In his paper, Jajire said despite the association's increasing investment in the petrol service outlets as manifest in its members' control of over 70 per cent of the market share, the government's policies were not to their favour.
Jajire said it was the considered view of the association that sharing of available products ought to be based on the strength of service outlets between composite players in the downstream for the sake of equity and fairness in the sector.
He said that despite the present sharing ratio, which favoured the major marketers, they also enjoy 30 days credit from the NNPC whereas the local dealers must source funds at very high interest rates to pay cash before lifting their "paltry" allocation from the depots. He then called on the PPPRA to assist IPMAN members under the ongoing reforms.

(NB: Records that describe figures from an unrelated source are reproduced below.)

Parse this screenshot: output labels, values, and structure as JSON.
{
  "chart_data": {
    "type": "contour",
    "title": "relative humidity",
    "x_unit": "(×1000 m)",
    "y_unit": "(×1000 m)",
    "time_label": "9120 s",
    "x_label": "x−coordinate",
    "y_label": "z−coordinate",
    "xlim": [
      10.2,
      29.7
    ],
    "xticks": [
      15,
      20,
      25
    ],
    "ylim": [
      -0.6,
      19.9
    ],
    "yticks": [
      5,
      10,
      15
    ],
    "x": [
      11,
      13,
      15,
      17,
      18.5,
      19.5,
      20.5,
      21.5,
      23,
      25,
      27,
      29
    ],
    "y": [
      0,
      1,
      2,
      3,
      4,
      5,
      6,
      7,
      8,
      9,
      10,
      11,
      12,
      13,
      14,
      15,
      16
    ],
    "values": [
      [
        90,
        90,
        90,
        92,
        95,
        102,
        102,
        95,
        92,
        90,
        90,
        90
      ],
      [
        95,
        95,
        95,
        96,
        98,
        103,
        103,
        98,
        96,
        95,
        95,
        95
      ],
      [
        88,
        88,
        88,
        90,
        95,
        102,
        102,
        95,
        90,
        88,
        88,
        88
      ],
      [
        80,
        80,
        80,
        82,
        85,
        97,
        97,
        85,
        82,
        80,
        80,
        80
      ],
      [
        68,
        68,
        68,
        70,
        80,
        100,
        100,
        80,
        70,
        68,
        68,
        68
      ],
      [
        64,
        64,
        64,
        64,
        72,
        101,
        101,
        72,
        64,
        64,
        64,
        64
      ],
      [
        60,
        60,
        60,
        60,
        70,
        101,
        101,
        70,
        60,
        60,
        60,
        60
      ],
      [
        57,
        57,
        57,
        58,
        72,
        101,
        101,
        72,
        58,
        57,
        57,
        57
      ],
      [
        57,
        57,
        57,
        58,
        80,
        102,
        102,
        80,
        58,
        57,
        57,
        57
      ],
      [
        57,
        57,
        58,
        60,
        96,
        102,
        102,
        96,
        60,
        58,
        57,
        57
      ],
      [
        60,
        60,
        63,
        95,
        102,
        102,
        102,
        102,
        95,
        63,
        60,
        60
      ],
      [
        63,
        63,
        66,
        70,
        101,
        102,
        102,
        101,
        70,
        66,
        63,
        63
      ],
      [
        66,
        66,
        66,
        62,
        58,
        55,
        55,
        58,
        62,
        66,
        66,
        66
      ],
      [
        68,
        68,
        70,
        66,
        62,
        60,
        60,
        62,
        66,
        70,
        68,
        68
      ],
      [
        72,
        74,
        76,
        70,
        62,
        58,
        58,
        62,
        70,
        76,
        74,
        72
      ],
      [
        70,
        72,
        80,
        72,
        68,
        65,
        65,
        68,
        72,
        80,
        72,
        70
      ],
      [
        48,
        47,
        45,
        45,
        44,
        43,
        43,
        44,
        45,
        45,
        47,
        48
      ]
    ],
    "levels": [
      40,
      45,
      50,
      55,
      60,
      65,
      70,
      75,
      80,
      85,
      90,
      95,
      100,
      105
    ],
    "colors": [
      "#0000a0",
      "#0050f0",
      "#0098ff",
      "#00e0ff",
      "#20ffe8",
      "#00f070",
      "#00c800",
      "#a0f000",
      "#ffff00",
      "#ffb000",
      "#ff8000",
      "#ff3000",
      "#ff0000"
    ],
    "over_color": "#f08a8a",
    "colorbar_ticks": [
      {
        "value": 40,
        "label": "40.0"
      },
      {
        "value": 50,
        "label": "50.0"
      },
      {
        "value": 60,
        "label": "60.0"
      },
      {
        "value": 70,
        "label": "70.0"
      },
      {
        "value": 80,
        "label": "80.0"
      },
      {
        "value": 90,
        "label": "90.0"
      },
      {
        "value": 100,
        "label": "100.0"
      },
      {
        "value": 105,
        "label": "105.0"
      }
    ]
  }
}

The IPMAN boss explained that the recent upward review of prices of products did not reflect in the marketers' margin that, which allegedly bore the burden of downstream operational expenses.

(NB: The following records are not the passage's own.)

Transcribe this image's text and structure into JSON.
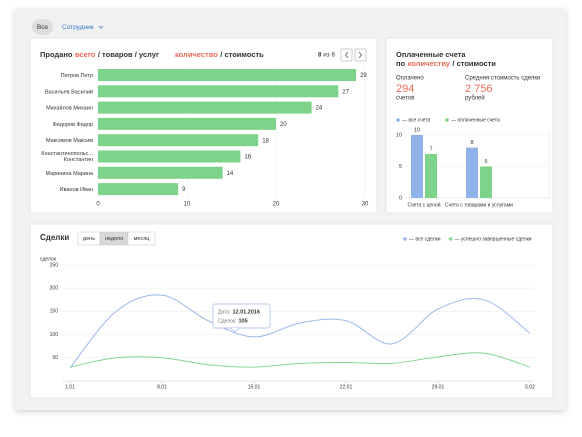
{
  "filters": {
    "all": "Все",
    "employee": "Сотрудник"
  },
  "chart_data": [
    {
      "type": "hbar",
      "title_parts": [
        "Продано",
        "всего",
        "/ товаров / услуг"
      ],
      "measure_parts": [
        "количество",
        "/ стоимость"
      ],
      "pager": {
        "current": 8,
        "of": "из",
        "total": 8
      },
      "categories": [
        "Петров Петр",
        "Васильев Василий",
        "Михайлов Михаил",
        "Федоров Федор",
        "Максимов Максим",
        "Константинопольс... Константин",
        "Маринина Марина",
        "Иванов Иван"
      ],
      "values": [
        29,
        27,
        24,
        20,
        18,
        16,
        14,
        9
      ],
      "color": "#7ed38b",
      "xlim": [
        0,
        30
      ],
      "xticks": [
        0,
        10,
        20,
        30
      ],
      "grid": true
    },
    {
      "type": "grouped_bar",
      "title": "Оплаченные счета",
      "subtitle_parts": [
        "по",
        "количеству",
        "/ стоимости"
      ],
      "stats": [
        {
          "label": "Оплачено",
          "value": 294,
          "unit": "счетов"
        },
        {
          "label": "Средняя стоимость сделки",
          "value": {
            "value": 2756,
            "label": "2 756"
          },
          "unit": "рублей"
        }
      ],
      "categories": [
        "Счета с ценой",
        "Счета с товарами и услугами"
      ],
      "series": [
        {
          "name": "— все счета",
          "color": "#8fb2ea",
          "values": [
            10,
            8
          ]
        },
        {
          "name": "— оплаченные счета",
          "color": "#7ed38b",
          "values": [
            7,
            5
          ]
        }
      ],
      "ylim": [
        0,
        10
      ],
      "yticks": [
        0,
        5,
        10
      ]
    },
    {
      "type": "line",
      "title": "Сделки",
      "periods": [
        "день",
        "неделя",
        "месяц"
      ],
      "ylabel": "сделок",
      "categories": [
        "1.01",
        null,
        "8.01",
        null,
        "15.01",
        null,
        "22.01",
        null,
        "29.01",
        null,
        "5.02"
      ],
      "series": [
        {
          "name": "— все сделки",
          "color": "#9bb7ea",
          "values": [
            28,
            150,
            185,
            130,
            95,
            125,
            130,
            80,
            155,
            175,
            103
          ]
        },
        {
          "name": "— успешно завершенные сделки",
          "color": "#86d68f",
          "values": [
            30,
            50,
            50,
            35,
            30,
            38,
            40,
            38,
            52,
            60,
            30
          ]
        }
      ],
      "ylim": [
        0,
        250
      ],
      "yticks": [
        50,
        100,
        150,
        200,
        250
      ],
      "grid": true,
      "tooltip": {
        "date_label": "Дата:",
        "date": "12.01.2016",
        "count_label": "Сделок:",
        "count": 105
      }
    }
  ]
}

He said: "Before the upward review of pump prices on September 23, 2004 a truck of 30,000 litres of Premium Motor Spirit (Petrol) ex-depot was N1,003,000. In the adjusted regime, now the same quantity ex-depot is N1, 365,000. A round margin of N7.50 per litre in the old regime is now reduced to N6.50 in the new regime. The story is the same on all the white products."
He commended the government for the current reforms in the industry because according to him the nation could not be isolated from the international market.
In the reform process, he said the privatisation of depots and refineries would play key roles and advised that IPMAN member companies be given priority in the sale of the facilities in the downstream sector.
He argued they have technical competence to manage the refineries and depots.
The PPPRA chairman, Chief Rasheed Gbadamosi, was represented by Mr. Salvation Philips.